Повернув рукоятки задраек,Непрядов разгерметизировал дверь. Стараясь не скрипнуть, отворил её и шагнул через высокий комингс в кормовой отсек. По сравнению с другими он был не только уже, но и значительно короче. И потому воздух, даже освежаемый системой регенерации, казался здесь особенно застоявшимся и плотным. Вдоль бортов двумя ярусами вытянулись подвесные койки, откуда наплывало сопение и похрапывание. Моряки спали, не раздеваясь, укрывшись поверх одеял меховыми куртками и шинелями.

Единственный плафон матово бледным светом горел в дальнем конце отсека, высвечивая трубы торпедных аппаратов. Там и располагались стоявшие на вахте моряки. Осторожно ступая, старпом приблизился к ним.

Старшим на вахте был старшина первой статьи Валентин Сенин. Он тотчас поднялся, застёгивая на ватнике пуговицы, и подал команду "внимание". Непрядов кивнул, разрешая всем стоять вольно. Подсвечивая фонариком, он глянул на бортовые приборы, затем полистал отсечный журнал, сделав для порядка несколько незначителъных замечаний.

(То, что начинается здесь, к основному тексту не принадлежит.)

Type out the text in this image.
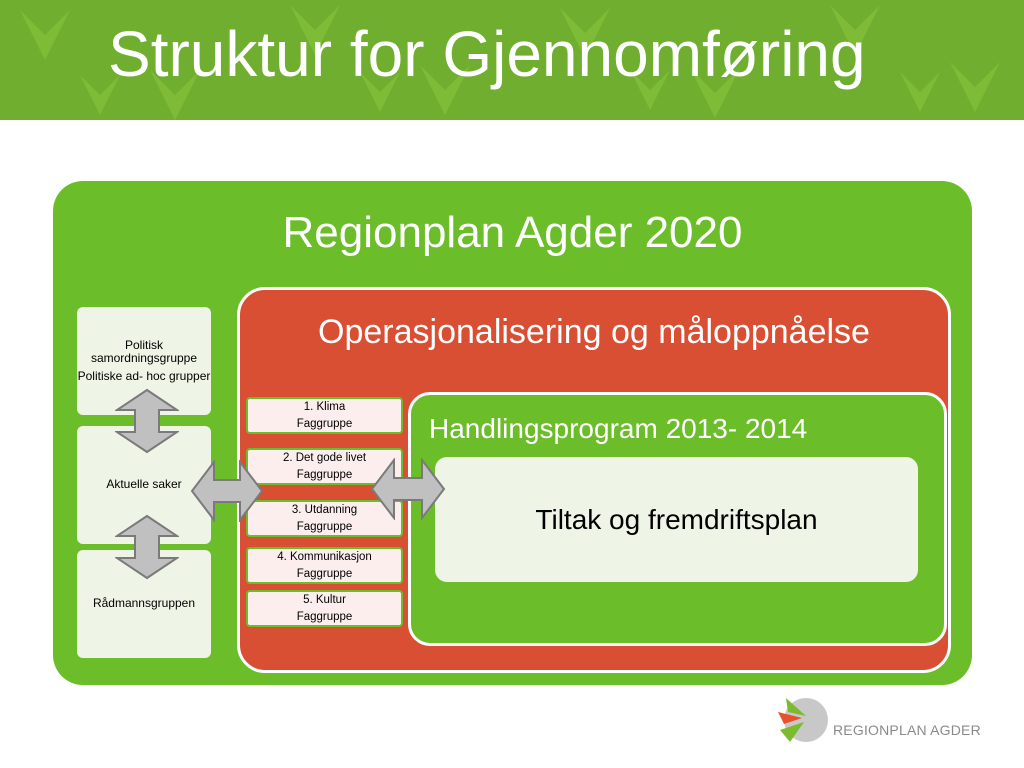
Struktur for Gjennomføring
Regionplan Agder 2020
Operasjonalisering og måloppnåelse
Handlingsprogram 2013- 2014
Tiltak og fremdriftsplan
Politisk samordningsgruppe
Politiske ad- hoc grupper
Aktuelle saker
Rådmannsgruppen
1. Klima
Faggruppe
2. Det gode livet
Faggruppe
3. Utdanning
Faggruppe
4. Kommunikasjon
Faggruppe
5. Kultur
Faggruppe
REGIONPLAN AGDER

Ненавязчиво, боковым зрением он изучал старшину, стараясь понять, что за человек был перед ним... Вроде бы такой, как и все, и нет с виду ничего такого, что могло бы выделять его среди других. Высок и прям, с подчёркнуто флотской выправкой, даже яловые прогары начищены до блеска. Умный, чуть насмешливый взгляд на вполне симпатичном лице. "А как поведёт он себя, если, не дай Бог, с лодкой произойдет ЧП?" – подумал Егор. И тотчас на ум пришёл тот давнишний случай, когда сам он, вместе с двумя матросами, оказался в полузатопленном отсеке, на грани между жизнью и смертью... из-за непростительной оплошности минёра. И Егор, не зная даже зачем, загадал про себя: справится старшина с вводной – всё будет хорошо, ну а если нет – пиши пропало. Искушение испытать судьбу делалось настолько навязчивым, что ему нельзя было противостоять.

– Старшина, вам вводная, – сухим, бесстрастным голосом бросил Непрядов. – Приготовить помпу для прокачки "из-за борта – за борт".

– Есть, из-за борта – за борт, – принял команду старшина и рванулся к агрегату.

"Так и знал... – обречённо подумал Непрядов с суеверным предчувствием какой-то неведомой беды. – Судьбу не перехитришь".

Но вот старшина глянул на глубиномер и порыв его сразу иссяк. Повернувшись к старпому, он чуть усмехнулся, мол, не проведёте...

– Глубина не позволяет, товарищ капитан-лейтенант.

– Так. Молодец, старшина, – понял его Непрядов и почувствовал, как на сердце отлегло.

Приподняв пилотку, Егор вправил под неё непослушную прядь волос и присел на ящик, испытывая огромное облегчение.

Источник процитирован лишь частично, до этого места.